Ultimately this is simply a question of whether or not an advertiser is prepared to cover the cost of someone’s holiday: the service providers don’t care who actually pays.

The holiday format presents an enormous amount of opportunities for advertisers to sell. Several hours on an airplane, the hotel room, the transfer, the restaurant spaces, and more – all of which right now have limited amounts of advertisements.

Barry Klipp from InterLnkd – who’s engine matches fashion and beauty brands and products with holiday bookings, to provide OTAs and airlines with a new stream of ancillary revenue – believes this is something that could be on the horizon: “We drive a revenue stream from cross-selling FMCG goods ahead of the travel date. Could that alone pay for the whole holiday? Clearly not, but you can be on your way towards covering part of that.”

In the opinion of Alex Barros from revenue management experts BEONx, nowadays many hotels need to rethink their business model anyway, “the days of focusing on RevPAR are over, hotels need to think about maximizing revenue from the whole guest experience such as concierge services.” 

Spencer Hanlon from B2B travel payments provider Nium highlights that many travel providers or tour operators give up to as much as 3 per cent of their revenues over to handling payments, due to old-fashioned financial infrastructure: “If there’s no payments from the consumer side of things, that drastically reduces the financial transaction costs – all that’s left is one lump-sum B2B payment to the supplier that with modern technology should be almost unnoticeable as a transfer cost.
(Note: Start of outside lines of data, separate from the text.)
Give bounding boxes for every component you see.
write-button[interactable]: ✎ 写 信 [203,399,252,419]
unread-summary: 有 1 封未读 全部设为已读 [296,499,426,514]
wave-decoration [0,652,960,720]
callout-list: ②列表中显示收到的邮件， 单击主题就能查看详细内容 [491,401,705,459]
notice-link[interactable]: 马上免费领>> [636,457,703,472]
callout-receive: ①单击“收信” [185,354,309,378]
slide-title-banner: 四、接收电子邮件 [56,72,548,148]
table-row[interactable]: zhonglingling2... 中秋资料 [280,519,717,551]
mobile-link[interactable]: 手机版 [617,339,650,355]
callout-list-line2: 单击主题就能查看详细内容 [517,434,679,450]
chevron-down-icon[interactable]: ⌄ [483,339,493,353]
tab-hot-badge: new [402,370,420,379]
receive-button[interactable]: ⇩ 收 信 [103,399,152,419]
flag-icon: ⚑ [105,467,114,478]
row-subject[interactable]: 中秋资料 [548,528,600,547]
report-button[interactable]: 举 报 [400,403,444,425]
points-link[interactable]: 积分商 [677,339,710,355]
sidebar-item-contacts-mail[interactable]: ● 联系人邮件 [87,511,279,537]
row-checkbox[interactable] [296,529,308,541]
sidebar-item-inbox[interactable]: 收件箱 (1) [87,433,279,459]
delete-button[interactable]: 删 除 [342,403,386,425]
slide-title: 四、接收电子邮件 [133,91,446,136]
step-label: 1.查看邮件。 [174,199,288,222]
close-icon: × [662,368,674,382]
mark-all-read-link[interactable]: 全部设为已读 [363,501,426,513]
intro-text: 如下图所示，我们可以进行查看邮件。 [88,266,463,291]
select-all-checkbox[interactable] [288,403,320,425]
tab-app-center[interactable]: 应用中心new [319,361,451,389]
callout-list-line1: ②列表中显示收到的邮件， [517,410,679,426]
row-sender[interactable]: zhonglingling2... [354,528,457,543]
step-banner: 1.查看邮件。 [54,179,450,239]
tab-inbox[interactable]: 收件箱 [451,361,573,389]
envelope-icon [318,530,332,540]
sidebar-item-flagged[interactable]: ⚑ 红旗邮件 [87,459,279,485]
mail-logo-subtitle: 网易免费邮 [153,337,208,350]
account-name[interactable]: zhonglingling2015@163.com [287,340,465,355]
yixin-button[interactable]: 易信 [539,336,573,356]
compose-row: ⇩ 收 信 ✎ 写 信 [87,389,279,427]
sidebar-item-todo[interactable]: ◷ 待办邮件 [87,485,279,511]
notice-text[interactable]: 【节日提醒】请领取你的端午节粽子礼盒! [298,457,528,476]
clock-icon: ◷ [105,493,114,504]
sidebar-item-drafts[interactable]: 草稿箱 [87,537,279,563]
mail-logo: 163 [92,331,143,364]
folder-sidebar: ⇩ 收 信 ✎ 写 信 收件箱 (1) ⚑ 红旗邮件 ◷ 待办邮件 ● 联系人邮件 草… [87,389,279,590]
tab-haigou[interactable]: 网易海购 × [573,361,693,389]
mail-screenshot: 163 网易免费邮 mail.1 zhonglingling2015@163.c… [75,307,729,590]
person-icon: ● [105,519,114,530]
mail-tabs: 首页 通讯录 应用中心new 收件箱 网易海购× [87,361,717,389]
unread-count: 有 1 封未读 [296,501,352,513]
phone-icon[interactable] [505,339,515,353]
You’re 3 per cent of the way there already.”

It is also possible that destination marketing organisations might step in sometimes to give free or discounted holidays. Carlos Cendra from travel intelligence provider Mabrian comments “We constantly see how destinations invest millions in what are called ‘co-marketing agreements’ with airlines in order to co-finance inbound seats during low-season.”

There are a lot of other industries out there that might want step-in to offer parts of the package directly too, providing a commission or discount. Katie Crowe from travel insurance provider battleface comments: “What better complement to a holiday than an insurance policy promotion?”

Who knows, if this ‘freemium holidays’ model proved profitable one day we could even reach a situation where – in order to compete for travellers – someone even pays people to go on holiday? All we need is someone to actually step forward and do this.